The Thomson Reuters’ Post-Venture Capital Index (PVCI), whose fortune typically swings with the Nasdaq and S&P 500 indexes, dropped more than 53.13 points in September to end the month at 806.22.
The PVCI, which has fallen four consecutive months, has not dipped this low since December 2012 when it stood at 807.27. While the overall stock market took a hit in the summer, as China’s turmoil was largely to blame for the global market sell-off, the PVCI has not bounced back up since then. The index may still gain in value before the end of the year.
At the end of September, the PVCI was comprised of 500 companies. Of the stocks tracked, only 121 advanced in value during the month while 379 declined. The number of companies in the index rises and falls, depending on new issues or as the companies fold or are acquired. Also, companies remain in the index for only 10 years.
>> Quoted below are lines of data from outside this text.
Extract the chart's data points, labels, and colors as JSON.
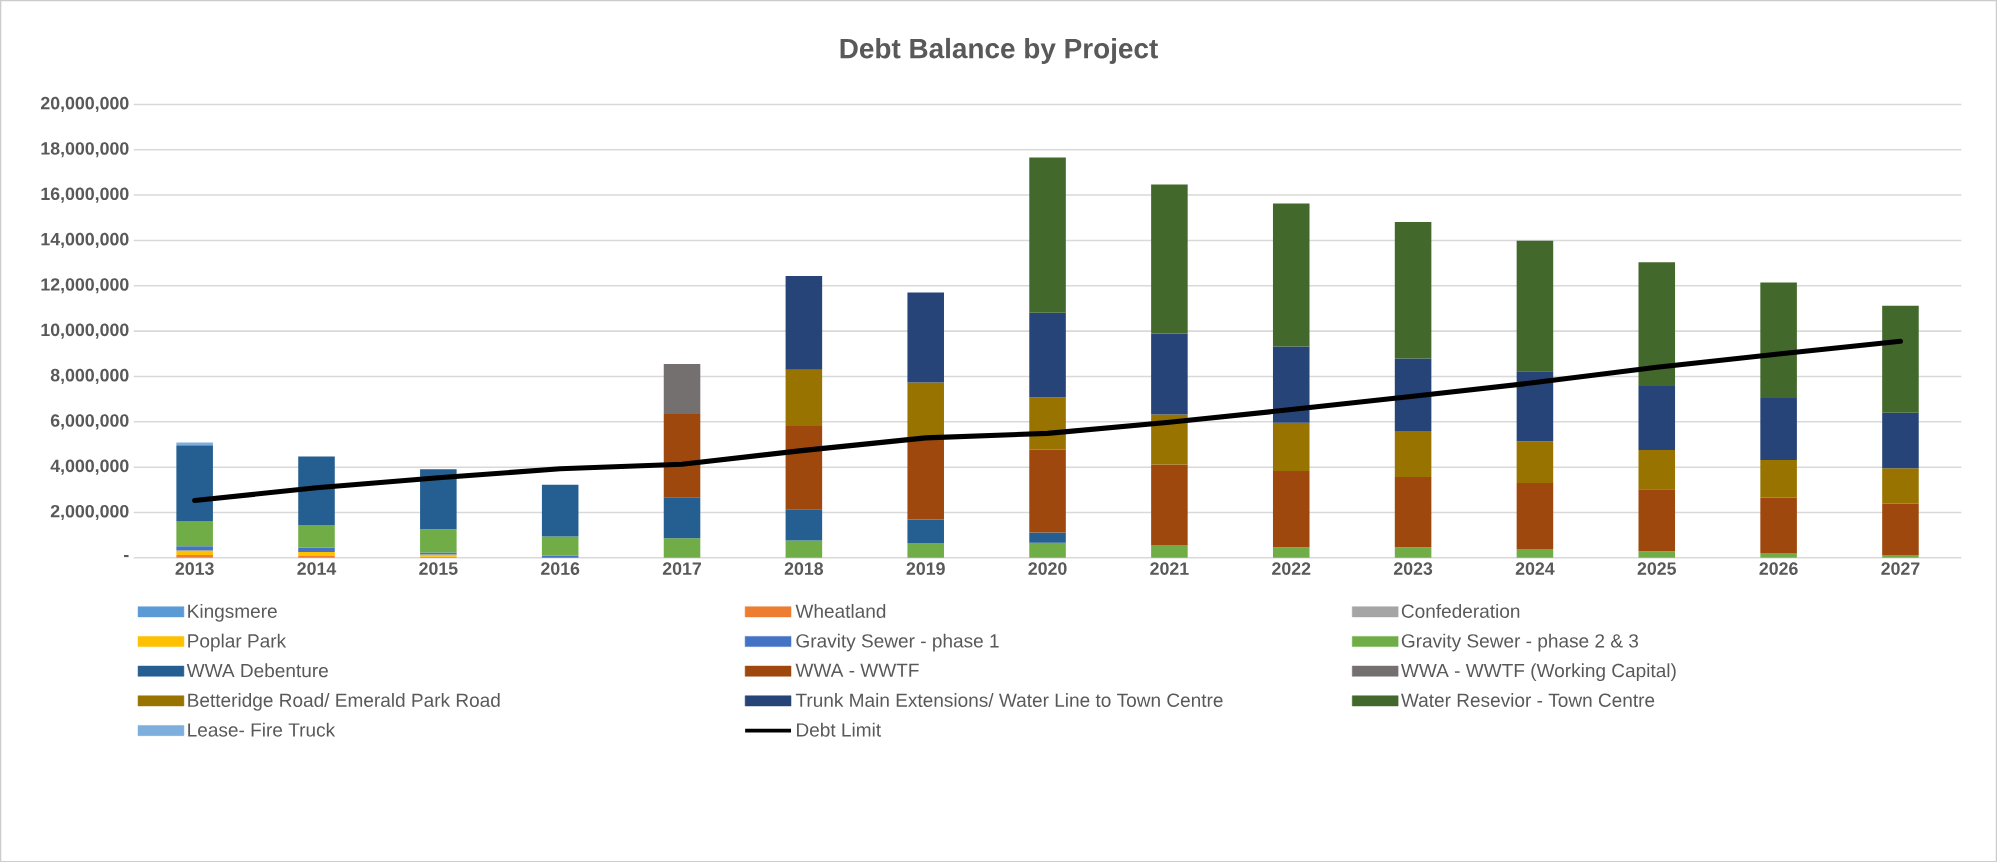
{
  "chart_data": {
    "type": "bar",
    "title": "Debt Balance by Project",
    "stacked": true,
    "grid": "y",
    "legend": "bottom",
    "categories": [
      "2013",
      "2014",
      "2015",
      "2016",
      "2017",
      "2018",
      "2019",
      "2020",
      "2021",
      "2022",
      "2023",
      "2024",
      "2025",
      "2026",
      "2027"
    ],
    "ylim": [
      0,
      20000000
    ],
    "yticks": [
      {
        "value": 0,
        "label": "-"
      },
      {
        "value": 2000000,
        "label": "2,000,000"
      },
      {
        "value": 4000000,
        "label": "4,000,000"
      },
      {
        "value": 6000000,
        "label": "6,000,000"
      },
      {
        "value": 8000000,
        "label": "8,000,000"
      },
      {
        "value": 10000000,
        "label": "10,000,000"
      },
      {
        "value": 12000000,
        "label": "12,000,000"
      },
      {
        "value": 14000000,
        "label": "14,000,000"
      },
      {
        "value": 16000000,
        "label": "16,000,000"
      },
      {
        "value": 18000000,
        "label": "18,000,000"
      },
      {
        "value": 20000000,
        "label": "20,000,000"
      }
    ],
    "series": [
      {
        "name": "Kingsmere",
        "color": "#5b9bd5",
        "values": [
          30000,
          null,
          null,
          null,
          null,
          null,
          null,
          null,
          null,
          null,
          null,
          null,
          null,
          null,
          null
        ]
      },
      {
        "name": "Wheatland",
        "color": "#ed7d31",
        "values": [
          100000,
          80000,
          50000,
          null,
          null,
          null,
          null,
          null,
          null,
          null,
          null,
          null,
          null,
          null,
          null
        ]
      },
      {
        "name": "Confederation",
        "color": "#a5a5a5",
        "values": [
          null,
          null,
          null,
          null,
          null,
          null,
          null,
          null,
          null,
          null,
          null,
          null,
          null,
          null,
          null
        ]
      },
      {
        "name": "Poplar Park",
        "color": "#ffc000",
        "values": [
          190000,
          180000,
          100000,
          null,
          null,
          null,
          null,
          null,
          null,
          null,
          null,
          null,
          null,
          null,
          null
        ]
      },
      {
        "name": "Gravity Sewer - phase 1",
        "color": "#4472c4",
        "values": [
          190000,
          190000,
          90000,
          100000,
          null,
          null,
          null,
          null,
          null,
          null,
          null,
          null,
          null,
          null,
          null
        ]
      },
      {
        "name": "Gravity Sewer - phase 2 & 3",
        "color": "#70ad47",
        "values": [
          1090000,
          1000000,
          1020000,
          840000,
          860000,
          760000,
          650000,
          660000,
          570000,
          470000,
          470000,
          390000,
          290000,
          210000,
          120000
        ]
      },
      {
        "name": "WWA Debenture",
        "color": "#255e91",
        "values": [
          3370000,
          3020000,
          2650000,
          2280000,
          1810000,
          1380000,
          1040000,
          460000,
          null,
          null,
          null,
          null,
          null,
          null,
          null
        ]
      },
      {
        "name": "WWA - WWTF",
        "color": "#9e480e",
        "values": [
          null,
          null,
          null,
          null,
          3670000,
          3670000,
          3600000,
          3650000,
          3550000,
          3360000,
          3090000,
          2910000,
          2740000,
          2440000,
          2260000
        ]
      },
      {
        "name": "WWA - WWTF (Working Capital)",
        "color": "#757070",
        "values": [
          null,
          null,
          null,
          null,
          2210000,
          null,
          null,
          null,
          null,
          null,
          null,
          null,
          null,
          null,
          null
        ]
      },
      {
        "name": "Betteridge Road/ Emerald Park Road",
        "color": "#997300",
        "values": [
          null,
          null,
          null,
          null,
          null,
          2490000,
          2440000,
          2300000,
          2200000,
          2130000,
          2030000,
          1840000,
          1730000,
          1670000,
          1570000
        ]
      },
      {
        "name": "Trunk Main Extensions/ Water Line to Town Centre",
        "color": "#264478",
        "values": [
          null,
          null,
          null,
          null,
          null,
          4130000,
          3970000,
          3740000,
          3570000,
          3360000,
          3200000,
          3090000,
          2820000,
          2730000,
          2450000
        ]
      },
      {
        "name": "Water Resevior - Town Centre",
        "color": "#43682b",
        "values": [
          null,
          null,
          null,
          null,
          null,
          null,
          null,
          6850000,
          6580000,
          6310000,
          6020000,
          5760000,
          5460000,
          5090000,
          4720000
        ]
      },
      {
        "name": "Lease- Fire Truck",
        "color": "#7cafdd",
        "values": [
          120000,
          null,
          null,
          null,
          null,
          null,
          null,
          null,
          null,
          null,
          null,
          null,
          null,
          null,
          null
        ]
      },
      {
        "name": "Debt Limit",
        "type": "line",
        "color": "#000000",
        "values": [
          2530000,
          3090000,
          3530000,
          3930000,
          4130000,
          4740000,
          5290000,
          5490000,
          5980000,
          6540000,
          7130000,
          7730000,
          8410000,
          8990000,
          9550000
        ]
      }
    ]
  }
}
A total of 83 of the declining stocks were companies in the computer software and services sector. Biotech, which had been enjoying a resurgence lately, also had a high number of decliing stocks with 72 losing value.
Computer software and services also saw the most advancers, with 14.
To download an Excel file: PVCI as of Sept. 30, 2015
What is the PVCI?
The PVCI tracks VC-backed stocks beginning at the time when they go public. It is a market-valued index that measures the performance of public stocks of companies that have raised financing.
Companies remain in the index for 10 years from the IPO date or until price data is no longer available, they are acquired or removed from a publicly traded exchange.
The index is calculated daily and does not take into account dividends. It began in January 1986 with an initialized index value of 100.